Брат отвечает свекру:
«Ничего мне так не жалко было, как хлебного амбара. Ты мне его при дележе не отдал, а теперь его в колхоз взяли».
«Да я об ем давно в мыслях, — говорит свекор, — и его бы сжег, да уж больно Степкина-то житница рядом, уж и его, ровно бы, жалко. Так я думаю, по первому снегу, когда соберут корма в сарай и ветер будет не на деревню, приду ночью да и зажгу. Сгорят и овин-от и колхозное-то добро».

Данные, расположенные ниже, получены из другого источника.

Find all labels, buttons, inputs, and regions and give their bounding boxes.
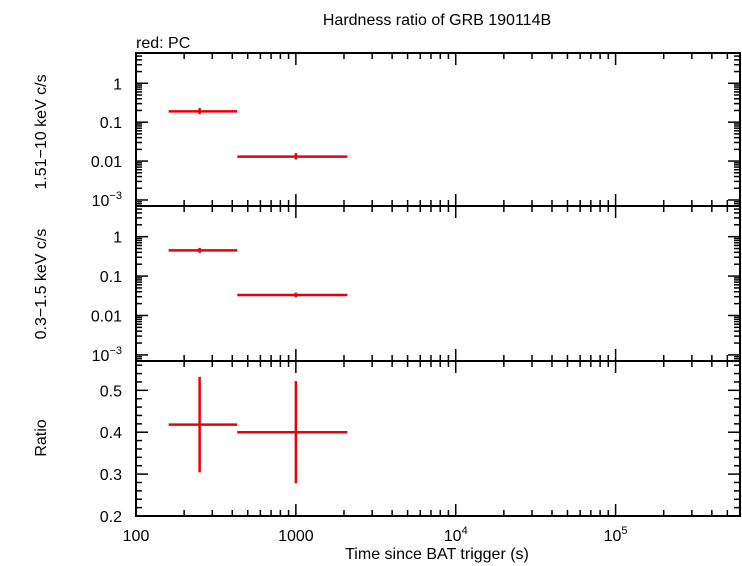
x-tick-label: 104 — [444, 525, 468, 545]
panel-2 — [135, 205, 741, 362]
data-point — [237, 381, 348, 484]
y-tick-label: 0.01 — [91, 308, 122, 325]
x-axis-label: Time since BAT trigger (s) — [345, 546, 529, 563]
y-tick-label: 10−3 — [92, 345, 122, 365]
data-point — [168, 108, 238, 115]
data-point — [168, 376, 238, 473]
x-tick-label: 100 — [123, 528, 150, 545]
panel-1-frame — [135, 52, 741, 207]
y-tick-label: 0.2 — [100, 509, 122, 526]
y-tick-label: 1 — [113, 230, 122, 247]
x-tick-label: 1000 — [278, 528, 314, 545]
legend-label: red: PC — [136, 35, 190, 52]
data-point — [237, 153, 348, 160]
panel-1 — [135, 52, 741, 207]
data-point — [168, 247, 238, 253]
data-point — [237, 292, 348, 298]
y-tick-label: 0.01 — [91, 154, 122, 171]
y-tick-label: 0.1 — [100, 115, 122, 132]
panel-3-frame — [135, 360, 741, 517]
y-tick-label: 0.4 — [100, 425, 122, 442]
panel-2-y-label: 0.3−1.5 keV c/s — [33, 229, 50, 340]
y-tick-label: 10−3 — [92, 190, 122, 210]
panel-3-y-label: Ratio — [33, 419, 50, 456]
y-tick-label: 1 — [113, 76, 122, 93]
panel-1-y-label: 1.51−10 keV c/s — [33, 74, 50, 189]
plot-area: 1 0.1 0.01 10−3 1 0.1 0.01 10−3 0.2 0.3 0.4 0.5 100 1… — [91, 52, 741, 545]
x-tick-label: 105 — [604, 525, 628, 545]
y-tick-label: 0.3 — [100, 467, 122, 484]
panel-3 — [135, 360, 741, 517]
y-tick-label: 0.1 — [100, 269, 122, 286]
panel-2-frame — [135, 205, 741, 362]
y-tick-label: 0.5 — [100, 383, 122, 400]
chart-title: Hardness ratio of GRB 190114B — [323, 12, 551, 29]
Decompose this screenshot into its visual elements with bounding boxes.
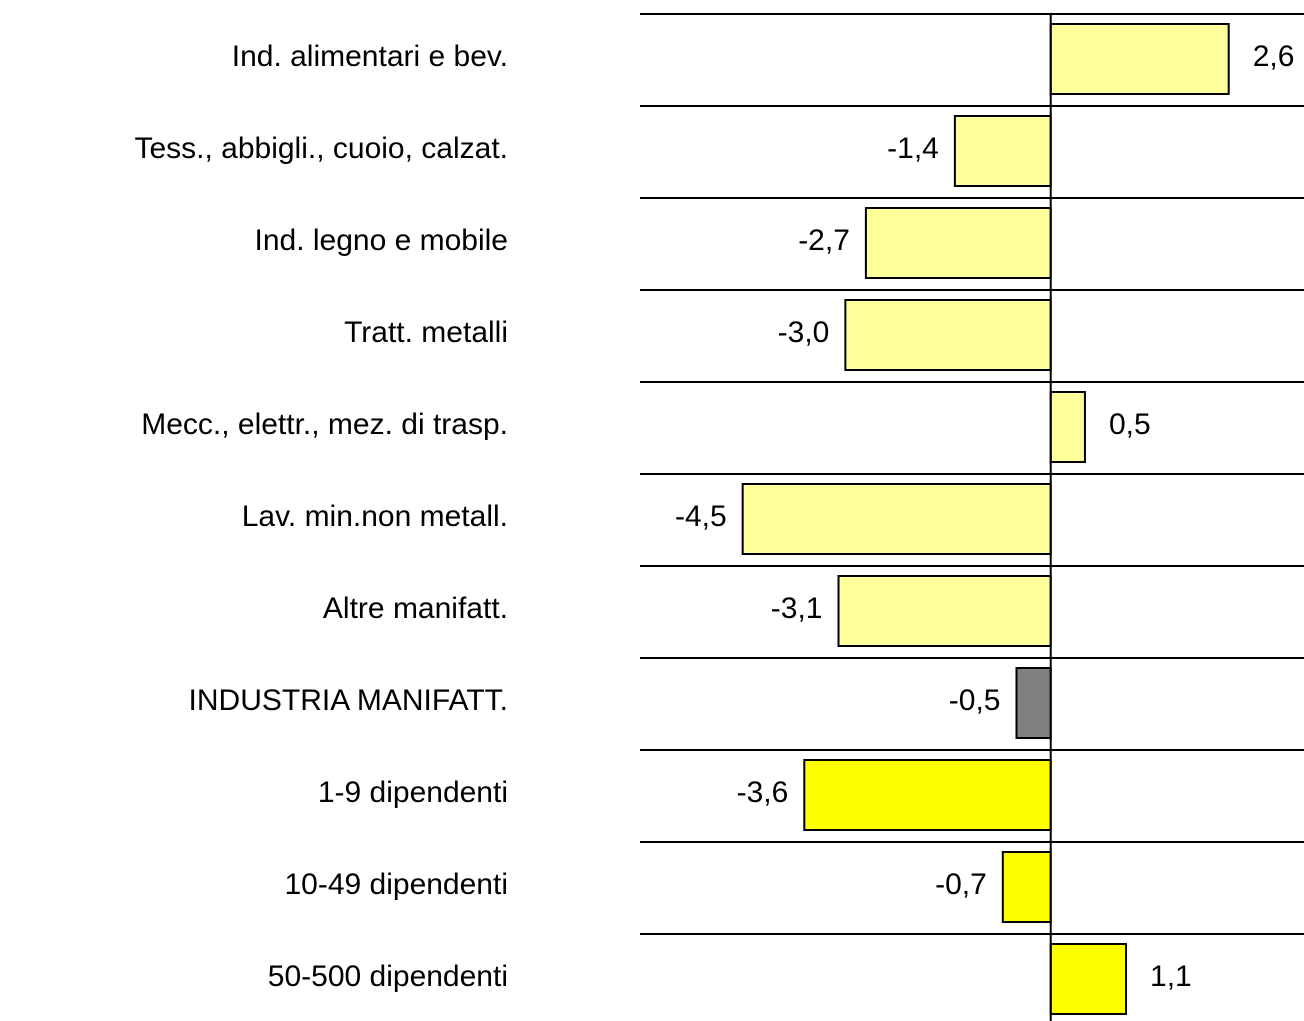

Шабры вышли к ним и говорят:
«Что это у вас за разговоры?.. Что это вы замышляете?..»
«Да мы о своем баим, как живем».
«Мы слышали, к чему речь вашу приводите — сжечь хотите деревню?»
А мой свекор про меня и говорит:
«Али эта паскуда вам наврала? Да мы и не думали об этом».
Шабры заявили в сельсовет, и свекра предупредили:
«Если что случится, знайте — дальше вас не идем».
После этого свекор опять ушел к дочери, прожил там три месяца и со слезами вернулся ко мне.
«Федосья, я жить к тебе пришел проситься. Там я уж нажился. Сколько увел скотины — всю зарезали. Хожу на Ухтыш рыбачить. Что принесу — все съедят, мне одни хвосты да головы остаются. Так я, буде, приду жить-то в заднюю избу, а то ведь лапти не успеваю плести: что ни сплету, все износят да и деньги-то не платят».
Пожалела старика, забыла все обиды, думаю — дом он строил, без правды веку не изживешь.
«Приходи, — сказываю, — да и живи».
К дочери старик добра увез на семи лошадях, а от нее пришел с одной котомкой и в ней качадык за деревцо под лапоть, немного мочала да лыка. Пришлось старика всем снабжать, обшивать, обмывать.
Скоро свекор оживился и опять почувствовал себя хозяином. Ему стало скучно без пчел, без меду. А у меня после первого мужа Григория четыре пчелиных семьи осталось. Мы с Костянтином уходили на работу, а старик свободный дома. Взял да и выломал у меня в ульях гнезда. Смотреть мне за ульями некогда было. Но стала проверять пчел на уборку, открыла улей — а у меня пустые рамы. И я поняла — работа эта своего медведя. И стала выговарить свекру. Сперва он не сознавался. Когда же взялась за него покрепче, стал он оправдываться:
«Вы от моих пчел развели. Нет у меня, и у вас пускай не будет».